Jacques Chirac appelle le Maghreb à «réussir son intégration»

Tunis : de notre envoyé spécial Pierre Rousselin

Ayant salué la Tunisie comme un modèle de modernisation pour un monde arabe menacé par l'islamisme, le président Jacques Chirac a appelé hier le Maghreb à «réussir son intégration», afin de renforcer le partenariat entre les deux rives de la Méditerranée.

Le président achève aujourd'hui sa visite d'Etat en Tunisie, avant de participer à un premier sommet du dialogue 5 + 5 réunissant des pays de l'Europe du Sud (France, Espagne, Italie, Portugal et Malte) et du nord de l'Afrique (Maroc, Algérie, Tunisie, Libye et Mauritanie).

«Nous rêvons de bâtir en Méditerranée un vaste espace de progrès, où les hommes circuleront et s'installeront plus librement, un espace d'équité. Cette dimension sociale est au coeur de notre ambition euro-méditerranéenne. Pour cela aussi, il est essentiel que le Maghreb poursuive et réussisse son intégration», a déclaré le président Chirac lors d'une allocation devant le Conseil économique et social tunisien à la technopole de l'Ariana, vitrine de la modernisation du pays.
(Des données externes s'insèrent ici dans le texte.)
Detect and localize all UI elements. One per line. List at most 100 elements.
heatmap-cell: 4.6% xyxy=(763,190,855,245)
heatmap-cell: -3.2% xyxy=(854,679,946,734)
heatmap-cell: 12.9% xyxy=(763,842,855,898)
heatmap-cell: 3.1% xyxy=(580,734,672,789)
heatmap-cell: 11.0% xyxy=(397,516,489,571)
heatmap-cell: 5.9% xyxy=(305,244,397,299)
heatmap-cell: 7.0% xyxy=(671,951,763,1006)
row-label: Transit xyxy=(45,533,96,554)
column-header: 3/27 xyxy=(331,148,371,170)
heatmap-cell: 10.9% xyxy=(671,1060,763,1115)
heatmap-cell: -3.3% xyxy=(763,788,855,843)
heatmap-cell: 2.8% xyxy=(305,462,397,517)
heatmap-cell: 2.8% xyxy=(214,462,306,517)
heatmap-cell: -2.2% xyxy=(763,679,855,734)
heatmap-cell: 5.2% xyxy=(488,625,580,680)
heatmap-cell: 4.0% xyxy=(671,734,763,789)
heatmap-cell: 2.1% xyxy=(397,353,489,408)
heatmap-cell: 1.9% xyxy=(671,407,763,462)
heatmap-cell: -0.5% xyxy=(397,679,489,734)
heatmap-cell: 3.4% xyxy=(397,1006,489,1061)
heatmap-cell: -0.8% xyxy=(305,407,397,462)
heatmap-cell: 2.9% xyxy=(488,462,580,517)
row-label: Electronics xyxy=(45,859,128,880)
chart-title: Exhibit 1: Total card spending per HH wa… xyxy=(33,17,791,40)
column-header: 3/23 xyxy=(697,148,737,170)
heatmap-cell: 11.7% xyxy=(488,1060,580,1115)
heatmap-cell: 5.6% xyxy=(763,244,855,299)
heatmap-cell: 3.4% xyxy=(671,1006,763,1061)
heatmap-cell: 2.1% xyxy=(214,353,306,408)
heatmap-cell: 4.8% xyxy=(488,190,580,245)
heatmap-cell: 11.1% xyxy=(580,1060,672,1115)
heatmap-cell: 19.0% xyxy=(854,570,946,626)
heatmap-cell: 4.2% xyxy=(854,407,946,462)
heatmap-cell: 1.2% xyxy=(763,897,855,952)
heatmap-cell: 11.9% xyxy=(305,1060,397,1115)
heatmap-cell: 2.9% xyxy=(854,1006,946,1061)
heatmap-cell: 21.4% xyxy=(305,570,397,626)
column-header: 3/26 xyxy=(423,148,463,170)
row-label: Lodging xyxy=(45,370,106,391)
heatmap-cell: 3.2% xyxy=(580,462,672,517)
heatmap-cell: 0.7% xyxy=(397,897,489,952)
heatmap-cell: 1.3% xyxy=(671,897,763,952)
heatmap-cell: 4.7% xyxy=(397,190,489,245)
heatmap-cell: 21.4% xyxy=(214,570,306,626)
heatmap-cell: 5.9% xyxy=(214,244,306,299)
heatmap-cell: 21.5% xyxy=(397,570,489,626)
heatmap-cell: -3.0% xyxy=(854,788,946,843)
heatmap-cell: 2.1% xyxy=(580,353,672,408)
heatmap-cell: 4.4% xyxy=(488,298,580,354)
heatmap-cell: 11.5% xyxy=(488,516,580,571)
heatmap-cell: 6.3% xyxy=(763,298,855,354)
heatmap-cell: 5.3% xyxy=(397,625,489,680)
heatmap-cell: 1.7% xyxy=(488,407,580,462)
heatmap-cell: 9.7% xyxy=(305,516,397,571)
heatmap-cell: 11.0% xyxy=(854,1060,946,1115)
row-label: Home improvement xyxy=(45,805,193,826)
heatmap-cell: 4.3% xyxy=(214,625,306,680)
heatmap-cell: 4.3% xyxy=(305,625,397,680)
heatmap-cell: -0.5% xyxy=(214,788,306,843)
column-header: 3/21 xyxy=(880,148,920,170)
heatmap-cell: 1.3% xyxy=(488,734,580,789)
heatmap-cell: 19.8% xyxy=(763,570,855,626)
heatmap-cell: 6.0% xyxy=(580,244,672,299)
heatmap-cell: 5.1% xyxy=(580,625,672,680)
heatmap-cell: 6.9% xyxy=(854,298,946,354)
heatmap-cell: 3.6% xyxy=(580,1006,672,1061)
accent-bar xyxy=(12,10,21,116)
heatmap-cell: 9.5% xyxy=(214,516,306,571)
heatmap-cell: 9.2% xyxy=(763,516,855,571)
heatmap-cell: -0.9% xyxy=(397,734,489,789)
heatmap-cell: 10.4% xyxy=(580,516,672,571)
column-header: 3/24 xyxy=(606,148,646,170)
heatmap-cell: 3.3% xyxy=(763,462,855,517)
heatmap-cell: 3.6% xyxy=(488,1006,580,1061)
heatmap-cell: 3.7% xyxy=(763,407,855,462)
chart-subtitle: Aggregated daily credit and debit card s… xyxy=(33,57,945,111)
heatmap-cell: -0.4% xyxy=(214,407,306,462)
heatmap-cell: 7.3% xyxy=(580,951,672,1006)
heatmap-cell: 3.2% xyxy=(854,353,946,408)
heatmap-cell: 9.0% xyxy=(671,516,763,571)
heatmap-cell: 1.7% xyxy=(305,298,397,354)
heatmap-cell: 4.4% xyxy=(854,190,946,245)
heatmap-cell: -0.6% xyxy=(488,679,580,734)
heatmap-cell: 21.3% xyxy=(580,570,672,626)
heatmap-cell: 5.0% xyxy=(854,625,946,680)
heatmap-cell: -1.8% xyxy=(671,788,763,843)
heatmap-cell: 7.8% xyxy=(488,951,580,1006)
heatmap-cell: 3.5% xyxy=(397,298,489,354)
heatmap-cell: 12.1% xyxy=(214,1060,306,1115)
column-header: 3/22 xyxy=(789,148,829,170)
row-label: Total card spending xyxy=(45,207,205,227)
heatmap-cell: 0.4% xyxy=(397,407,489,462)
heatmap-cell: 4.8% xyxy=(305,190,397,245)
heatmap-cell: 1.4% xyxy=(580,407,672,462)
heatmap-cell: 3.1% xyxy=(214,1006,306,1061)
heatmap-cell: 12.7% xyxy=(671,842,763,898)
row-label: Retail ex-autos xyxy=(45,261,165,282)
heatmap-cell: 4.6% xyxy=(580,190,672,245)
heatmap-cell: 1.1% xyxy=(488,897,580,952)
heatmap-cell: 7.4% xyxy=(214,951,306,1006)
Le sommet doit être l'occasion d'évoquer – dans une structure informelle qui n'a encore jamais servi au plus haut niveau – le partenariat euro-méditerranéen et les défis auxquels il fait face, notamment dans le domaine de la lutte antiterroriste et de l'immigration clandestine. Pour appuyer l'initiative, le président de la Commission, Romano Prodi, a fait le déplacement, ainsi que Javier Solana, haut représentant pour la politique étrangère, et Chris Patten, commissaire aux Relations extérieures. Le différend algéro-marocain sur le Sahara occidental, dont le règlement est un préalable à une véritable intégration régionale, sera abordé. Le secrétaire d'Etat américain, Colin Powell, qui vient d'effectuer une tournée éclair dans les trois capitales du Maghreb, a invité Alger et Rabat à des négociations bilatérales. La diplomatie américaine prend ainsi acte d'une des revendications marocaines en marginalisant le rôle du Front Polisario.

Plus généralement, le sommet vise à donner un nouvel élan au processus d'intégration euro-méditerranéen lancé il y a huit ans lors de la conférence de Barcelone, dans la foulée des accords d'Oslo entre Israéliens et Palestiniens. Ce processus avait «fait naître de grandes espérances», largement déçues avec l'échec de la paix au Proche-Orient, a relevé Jacques Chirac.

A l'heure de l'élargissement vers l'est, le chef de l'Etat a tenu à affirmer «solennellement» que l'Union européenne «ne se détournera pas de sa rive sud». Il a exhorté ses interlocuteurs à se montrer «audacieux et volontaires» : «Réaffirmons ensemble cette priorité euro-maghrébine ! Retrouvons cette énergie de paix ! Sachons puiser au génie de la Méditerranée, à ses valeurs millénaires d'échange, de partage, de tolérance ! Reprenons résolument notre marche vers un destin méditerranéen commun !»

Jacques Chirac pourra évoquer avec le dirigeant libyen, Mouammar Kadhafi, le différend sur l'indemnisation des victimes de l'attentat contre le DC 10 d'UTA en 1989. Tout en se montrant optimiste quant à la reprise des négociations entre les familles et la Fondation Kadhafi, le chef de l'Etat a souligné que, en cas de désaccord, la France sera «obligée de tenir compte de cette situation d'insuffisante bonne volonté».

Pendant sa visite d'Etat en Tunisie, le président de la République n'a cessé de rendre un hommage très appuyé au président Zine el-Abidine Ben Ali et à sa réussite en matière économique et sociale, qu'il présente comme un «modèle» pour la région. Il n'a évoqué qu'en termes très diplomatiques une nécessaire «consolidation démocratique» et a minimisé les atteintes aux droits de l'homme. Alors que les médecins de l'avocate Radhia Nasraoui l'ont appelée à cesser sa grève de la faim, débutée le 15 octobre, les propos du président affirmant que, «en France aussi, nous avons des personnes qui font la grève de la faim, ou qui la feront», ont suscité l'émoi des défenseurs des droits de l'homme.

Hier soir, il est revenu sur ses propos, affirmant : «La France accorde, et j'accorde, la plus grande importance à tout ce qui touche aux droits de l'homme.» Ceux-ci sont une «valeur de nature universelle» et sont donc «indivisibles», a-t-il ajouté, estimant que les commentaires suscités par ses déclarations avaient «quelque chose d'injuste» et manifestaient une «incompréhension» à son égard.